Si les États-Unis contrôlent le pétrole du Venezuela, peuvent-ils supplanter les pays riches en hydrocarbures et façonner les marchés de l’énergie ?

Par Elijah J. Magnier –

Le développement spectaculaire par lequel les États-Unis affirment exercer un contrôle effectif sur les immenses réserves pétrolières du Venezuela – les plus importantes réserves prouvées au monde – a de profondes implications pour la politique énergétique mondiale, pour le pouvoir des cartels de l’OPEP et pour la structure future de l’offre et de l’influence sur les prix sur les marchés internationaux du pétrole. Le président Donald Trump a annoncé que « les États-Unis contrôleront indéfiniment les ventes de pétrole vénézuélien sous sanctions ». Toutefois, l’idée selon laquelle Washington pourrait simplement ignorer l’OPEP, produire à sa guise et dicter les prix mondiaux exige de sérieuses nuances. Trump devra en effet bientôt négocier des conditions concrètes et des modifications du cadre commercial et juridique régissant les investissements pétroliers américains au Venezuela, si des engagements de capitaux à grande échelle doivent se matérialiser.

Le contexte est déterminant. Le Venezuela détient environ 17 % des réserves mondiales prouvées de pétrole, estimées à quelque 300 milliards de barils – davantage que tout autre pays pris individuellement. Pourtant, après des années de sous-investissement, de corruption, de mauvaise gestion et de sanctions, sa production réelle s’est effondrée à moins d’un million de barils par jour – soit moins de 1 % de l’offre mondiale – très en deçà de ses pics historiques et bien en dessous de sa capacité théorique. Cela illustre un paradoxe central : le potentiel brut du pétrole vénézuélien est immense, mais transformer ce potentiel en une offre significative dans le monde réel ne sera ni immédiat ni simple.

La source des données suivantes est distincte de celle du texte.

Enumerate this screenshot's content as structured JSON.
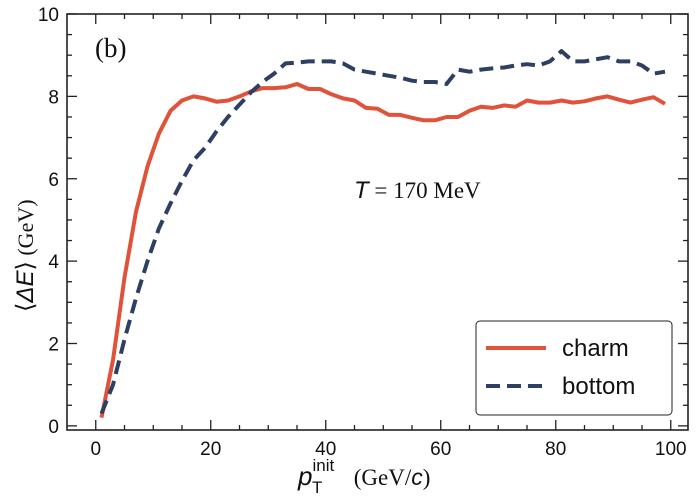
{
  "chart_data": {
    "type": "line",
    "panel_label": "(b)",
    "annotation": {
      "symbol": "T",
      "text": " = 170 MeV"
    },
    "xlabel": {
      "var": "p",
      "sub": "T",
      "sup": "init",
      "unit_pre": " (GeV/",
      "unit_var": "c",
      "unit_post": ")"
    },
    "ylabel": {
      "open": "⟨",
      "var": "ΔE",
      "close": "⟩",
      "unit": " (GeV)"
    },
    "xlim": [
      -5,
      103
    ],
    "ylim": [
      -0.1,
      10
    ],
    "xticks": [
      "0",
      "20",
      "40",
      "60",
      "80",
      "100"
    ],
    "yticks": [
      "0",
      "2",
      "4",
      "6",
      "8",
      "10"
    ],
    "series": [
      {
        "name": "charm",
        "color": "#e0533a",
        "style": "solid",
        "x": [
          1,
          3,
          5,
          7,
          9,
          11,
          13,
          15,
          17,
          19,
          21,
          23,
          25,
          27,
          29,
          31,
          33,
          35,
          37,
          39,
          41,
          43,
          45,
          47,
          49,
          51,
          53,
          55,
          57,
          59,
          61,
          63,
          65,
          67,
          69,
          71,
          73,
          75,
          77,
          79,
          81,
          83,
          85,
          87,
          89,
          91,
          93,
          95,
          97,
          99
        ],
        "values": [
          0.2,
          1.6,
          3.6,
          5.2,
          6.3,
          7.1,
          7.65,
          7.9,
          8.0,
          7.95,
          7.87,
          7.9,
          8.0,
          8.12,
          8.2,
          8.2,
          8.22,
          8.3,
          8.18,
          8.18,
          8.05,
          7.95,
          7.9,
          7.72,
          7.7,
          7.55,
          7.55,
          7.48,
          7.42,
          7.42,
          7.5,
          7.5,
          7.65,
          7.75,
          7.72,
          7.78,
          7.75,
          7.9,
          7.85,
          7.85,
          7.9,
          7.85,
          7.88,
          7.95,
          8.0,
          7.92,
          7.85,
          7.92,
          7.98,
          7.82
        ]
      },
      {
        "name": "bottom",
        "color": "#2d3f62",
        "style": "dashed",
        "x": [
          1,
          3,
          5,
          7,
          9,
          11,
          13,
          15,
          17,
          19,
          21,
          23,
          25,
          27,
          29,
          31,
          33,
          35,
          37,
          39,
          41,
          43,
          45,
          47,
          49,
          51,
          53,
          55,
          57,
          59,
          61,
          63,
          65,
          67,
          69,
          71,
          73,
          75,
          77,
          79,
          81,
          83,
          85,
          87,
          89,
          91,
          93,
          95,
          97,
          99
        ],
        "values": [
          0.3,
          1.0,
          2.1,
          3.1,
          4.0,
          4.8,
          5.4,
          5.95,
          6.45,
          6.75,
          7.15,
          7.5,
          7.8,
          8.1,
          8.35,
          8.55,
          8.8,
          8.82,
          8.85,
          8.85,
          8.85,
          8.8,
          8.65,
          8.6,
          8.55,
          8.5,
          8.45,
          8.38,
          8.35,
          8.35,
          8.3,
          8.65,
          8.6,
          8.65,
          8.68,
          8.7,
          8.75,
          8.78,
          8.75,
          8.85,
          9.1,
          8.85,
          8.85,
          8.9,
          8.95,
          8.85,
          8.85,
          8.75,
          8.55,
          8.6
        ]
      }
    ],
    "legend": {
      "position": "bottom-right",
      "entries": [
        "charm",
        "bottom"
      ]
    }
  }
}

À la suite de l’opération militaire américaine de janvier 2026 qui a conduit à la capture du président Nicolás Maduro, des responsables américains ont annoncé qu’ils prendraient le contrôle des ventes de pétrole du Venezuela, en commençant par diriger les stocks existants de brut vers les marchés mondiaux et en gérant les exportations futures via des circuits approuvés par les États-Unis. L’administration présente cette politique non comme un pillage, mais comme un moyen de stabiliser l’économie vénézuélienne et de garantir que les revenus pétroliers servent les intérêts des États-Unis et du Venezuela.

Dans les faits, cette politique place Washington, pour la première fois, dans une position de levier sans précédent sur un grand producteur de pétrole historiquement membre de l’Organisation des pays exportateurs de pétrole (OPEP). Contrairement aux engagements américains antérieurs, principalement fondés sur la diplomatie et les sanctions, cette approche vise un contrôle direct des modalités, des calendriers et des destinations de commercialisation du pétrole vénézuélien.

Cependant, le contrôle des canaux de commercialisation et des flux de revenus est très différent d’une augmentation de la production ou d’un façonnage unilatéral des prix mondiaux du pétrole.